Lakin mesele, Maxwell ile sınırlı olmayabilir. Daha da önemlisi, Amerikan siyasetini yönlendirmek için fuhuş ağı oluşturan tek isim Epstein de olmayabilir. Bu noktada akıllara gelen bir diğer soru, istismar edilen çocukların ABD’ye nasıl getirildikleri ve ilk aşamada nerede ve nasıl kaldıkları.
Esasen Epstein davasının gündemde olduğu bir dönemde New York’taki bir sinagogda ortaya çıkarılan tünel de bu tarz soruların yanıtı olabilir. Yani Mossad’ın Hasidik Yahudileri kullanmayı seçmesi ihtimal dahilinde.

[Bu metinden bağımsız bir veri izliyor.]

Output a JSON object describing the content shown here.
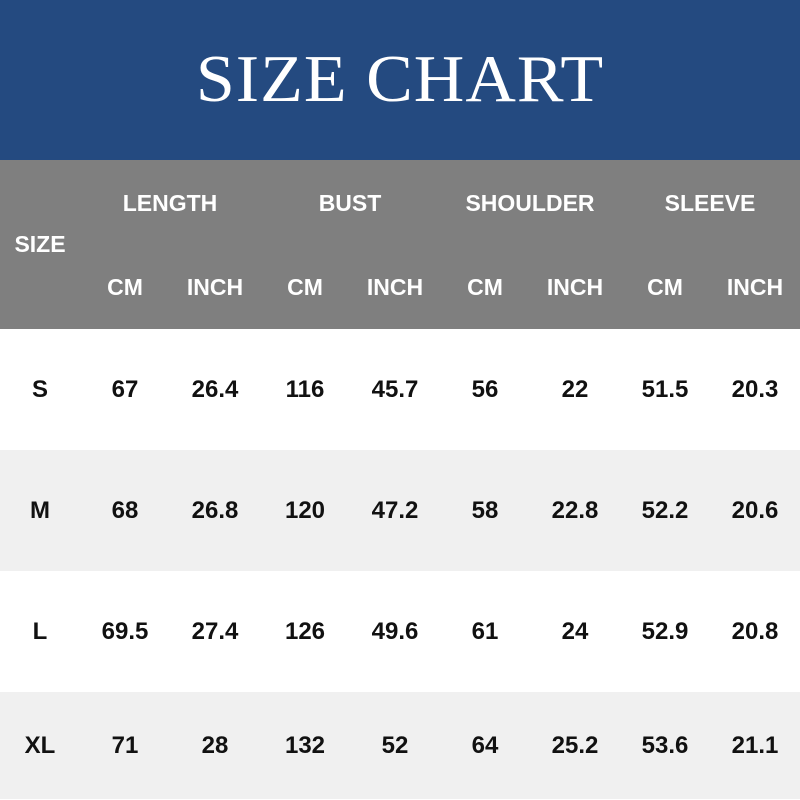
{
  "title": "SIZE CHART",
  "header": {
    "size_label": "SIZE",
    "groups": [
      "LENGTH",
      "BUST",
      "SHOULDER",
      "SLEEVE"
    ],
    "units": [
      "CM",
      "INCH",
      "CM",
      "INCH",
      "CM",
      "INCH",
      "CM",
      "INCH"
    ]
  },
  "rows": [
    {
      "size": "S",
      "values": [
        "67",
        "26.4",
        "116",
        "45.7",
        "56",
        "22",
        "51.5",
        "20.3"
      ]
    },
    {
      "size": "M",
      "values": [
        "68",
        "26.8",
        "120",
        "47.2",
        "58",
        "22.8",
        "52.2",
        "20.6"
      ]
    },
    {
      "size": "L",
      "values": [
        "69.5",
        "27.4",
        "126",
        "49.6",
        "61",
        "24",
        "52.9",
        "20.8"
      ]
    },
    {
      "size": "XL",
      "values": [
        "71",
        "28",
        "132",
        "52",
        "64",
        "25.2",
        "53.6",
        "21.1"
      ]
    }
  ],
  "colors": {
    "banner": "#244a80",
    "header": "#7f7f7f",
    "row_alt": "#f0f0f0"
  }
}
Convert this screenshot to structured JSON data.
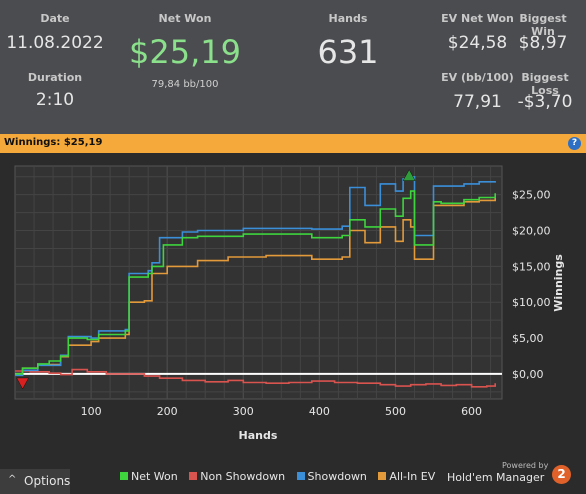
{
  "stats": {
    "date": {
      "label": "Date",
      "value": "11.08.2022"
    },
    "duration": {
      "label": "Duration",
      "value": "2:10"
    },
    "net_won": {
      "label": "Net Won",
      "value": "$25,19",
      "sub": "79,84 bb/100"
    },
    "hands": {
      "label": "Hands",
      "value": "631"
    },
    "ev_net_won": {
      "label": "EV Net Won",
      "value": "$24,58"
    },
    "biggest_win": {
      "label": "Biggest Win",
      "value": "$8,97"
    },
    "ev_bb100": {
      "label": "EV (bb/100)",
      "value": "77,91"
    },
    "biggest_loss": {
      "label": "Biggest Loss",
      "value": "-$3,70"
    }
  },
  "winnings_bar": {
    "text": "Winnings: $25,19",
    "help": "?"
  },
  "options": {
    "label": "Options",
    "arrow": "^"
  },
  "brand": {
    "powered": "Powered by",
    "name": "Hold'em Manager",
    "badge": "2"
  },
  "colors": {
    "net_won": "#3ed43e",
    "non_showdown": "#d9534f",
    "showdown": "#3b8fd9",
    "allin_ev": "#e39a3a",
    "zero": "#ffffff"
  },
  "chart_data": {
    "type": "line",
    "xlabel": "Hands",
    "ylabel": "Winnings",
    "xticks": [
      100,
      200,
      300,
      400,
      500,
      600
    ],
    "yticks": [
      "$25,00",
      "$20,00",
      "$15,00",
      "$10,00",
      "$5,00",
      "$0,00"
    ],
    "ytick_values": [
      25,
      20,
      15,
      10,
      5,
      0
    ],
    "xlim": [
      0,
      640
    ],
    "ylim": [
      -3.5,
      29
    ],
    "grid": true,
    "series": [
      {
        "name": "Net Won",
        "color": "#3ed43e",
        "points": [
          [
            0,
            0
          ],
          [
            10,
            0.8
          ],
          [
            30,
            1.4
          ],
          [
            45,
            1.8
          ],
          [
            60,
            2.5
          ],
          [
            70,
            5
          ],
          [
            95,
            4.8
          ],
          [
            110,
            5.5
          ],
          [
            145,
            6
          ],
          [
            150,
            13.5
          ],
          [
            175,
            14
          ],
          [
            180,
            15
          ],
          [
            195,
            18
          ],
          [
            220,
            19
          ],
          [
            240,
            19.2
          ],
          [
            300,
            19.5
          ],
          [
            390,
            19
          ],
          [
            430,
            19.3
          ],
          [
            440,
            21.5
          ],
          [
            460,
            20.5
          ],
          [
            480,
            23
          ],
          [
            500,
            22
          ],
          [
            510,
            24.5
          ],
          [
            520,
            25.5
          ],
          [
            525,
            18
          ],
          [
            550,
            24
          ],
          [
            560,
            23.8
          ],
          [
            590,
            24.3
          ],
          [
            610,
            24.6
          ],
          [
            631,
            25.19
          ]
        ]
      },
      {
        "name": "Non Showdown",
        "color": "#d9534f",
        "points": [
          [
            0,
            0.4
          ],
          [
            20,
            0.3
          ],
          [
            45,
            0.1
          ],
          [
            60,
            -0.1
          ],
          [
            75,
            0.6
          ],
          [
            95,
            0.3
          ],
          [
            120,
            0
          ],
          [
            150,
            0
          ],
          [
            170,
            -0.3
          ],
          [
            190,
            -0.6
          ],
          [
            220,
            -0.9
          ],
          [
            250,
            -1.1
          ],
          [
            280,
            -0.9
          ],
          [
            300,
            -1.2
          ],
          [
            330,
            -1.3
          ],
          [
            360,
            -1.2
          ],
          [
            390,
            -1.0
          ],
          [
            420,
            -1.2
          ],
          [
            450,
            -1.3
          ],
          [
            480,
            -1.5
          ],
          [
            500,
            -1.7
          ],
          [
            520,
            -1.5
          ],
          [
            540,
            -1.4
          ],
          [
            560,
            -1.6
          ],
          [
            580,
            -1.5
          ],
          [
            600,
            -1.8
          ],
          [
            620,
            -1.7
          ],
          [
            631,
            -1.3
          ]
        ]
      },
      {
        "name": "Showdown",
        "color": "#3b8fd9",
        "points": [
          [
            0,
            -0.2
          ],
          [
            10,
            0.5
          ],
          [
            30,
            1.2
          ],
          [
            60,
            2.6
          ],
          [
            70,
            5.2
          ],
          [
            100,
            5
          ],
          [
            110,
            6
          ],
          [
            145,
            6.2
          ],
          [
            150,
            14
          ],
          [
            175,
            14.4
          ],
          [
            180,
            15.5
          ],
          [
            190,
            19
          ],
          [
            220,
            19.8
          ],
          [
            240,
            20
          ],
          [
            300,
            20.3
          ],
          [
            390,
            20.2
          ],
          [
            430,
            20.6
          ],
          [
            440,
            26
          ],
          [
            460,
            23.5
          ],
          [
            480,
            26.5
          ],
          [
            500,
            25.5
          ],
          [
            510,
            27.2
          ],
          [
            520,
            27.5
          ],
          [
            525,
            19.3
          ],
          [
            550,
            26.2
          ],
          [
            590,
            26.5
          ],
          [
            610,
            26.8
          ],
          [
            631,
            26.9
          ]
        ]
      },
      {
        "name": "All-In EV",
        "color": "#e39a3a",
        "points": [
          [
            0,
            0
          ],
          [
            10,
            0.8
          ],
          [
            30,
            1.3
          ],
          [
            60,
            2.4
          ],
          [
            70,
            4
          ],
          [
            100,
            4.5
          ],
          [
            110,
            5
          ],
          [
            145,
            5.5
          ],
          [
            150,
            10
          ],
          [
            170,
            10.2
          ],
          [
            180,
            14
          ],
          [
            200,
            15
          ],
          [
            240,
            15.8
          ],
          [
            280,
            16.3
          ],
          [
            330,
            16.5
          ],
          [
            390,
            16
          ],
          [
            430,
            16.3
          ],
          [
            440,
            20
          ],
          [
            460,
            18.3
          ],
          [
            480,
            20.5
          ],
          [
            500,
            18.5
          ],
          [
            510,
            21.5
          ],
          [
            520,
            20.5
          ],
          [
            525,
            16
          ],
          [
            550,
            23.5
          ],
          [
            590,
            24
          ],
          [
            610,
            24.2
          ],
          [
            631,
            24.58
          ]
        ]
      }
    ],
    "markers": [
      {
        "type": "max",
        "x": 518,
        "y": 27.8,
        "color": "#2f9e3a"
      },
      {
        "type": "min",
        "x": 10,
        "y": -1.4,
        "color": "#d92020"
      }
    ]
  }
}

Nitekim bahse konu olan sinagog, 30 yıldır çocuk istismarı iddialarıyla anılan bir yer.
Rahatsızlık verecek bir başka husus da Hasidik cemaatinin önde gelen isimlerinden Hirschel Pekkar’ın 1991 yılında 5 yaşındaki bir kız çocuğuna “yapılmaması gereken şeyleri” yaptığını; yani cinsel istismarda bulunduğunu itiraf etmiş olması. Belki de sinagog, bu işler için kullanılıyordu ve Epstein davasıyla yakından ilişkiliydi.
İfade etmek gerekir ki; henüz Epstein davası ile sinagog baskını arasında bir bağlantı olduğunu doğrulayan herhangi bir açıklama yok. Ancak güçlü şüpheler olduğu ortada. Zamanlama ise göz ardı edilemeyecek bir rastlantısallık barındırıyor.
Mevcut gelişmeler, ABD siyasetinde Mossad etkisini ortaya koyarken, yaklaşan 2024 seçimleri öncesinde yaşanan bu hadiselerin Amerikan halkındaki İsrail karşıtlığını tetiklemesi muhtemel. Belki de ilk kez Amerikan seçimlerinde Yahudi lobisi, kazandıran değil de kaybettiren aktör olacak. Çünkü Amerikan halkının Gazze’ye düzenlenen saldırılardan dolayı zaten İsrail’e öfkeli olduğu biliniyor. Ülkedeki siyasetçilerin ve ünlülerin Mossad ile bağlantılı bir fuhuş ağı tarafından rehin alınmasının ifşa edilmesi ve hiçbir şey olmasa bile mutlaka bir şeylerin olduğu tünellerin ortaya çıkması, İsrail’e ilişkin kaygıları da artıracak mahiyette.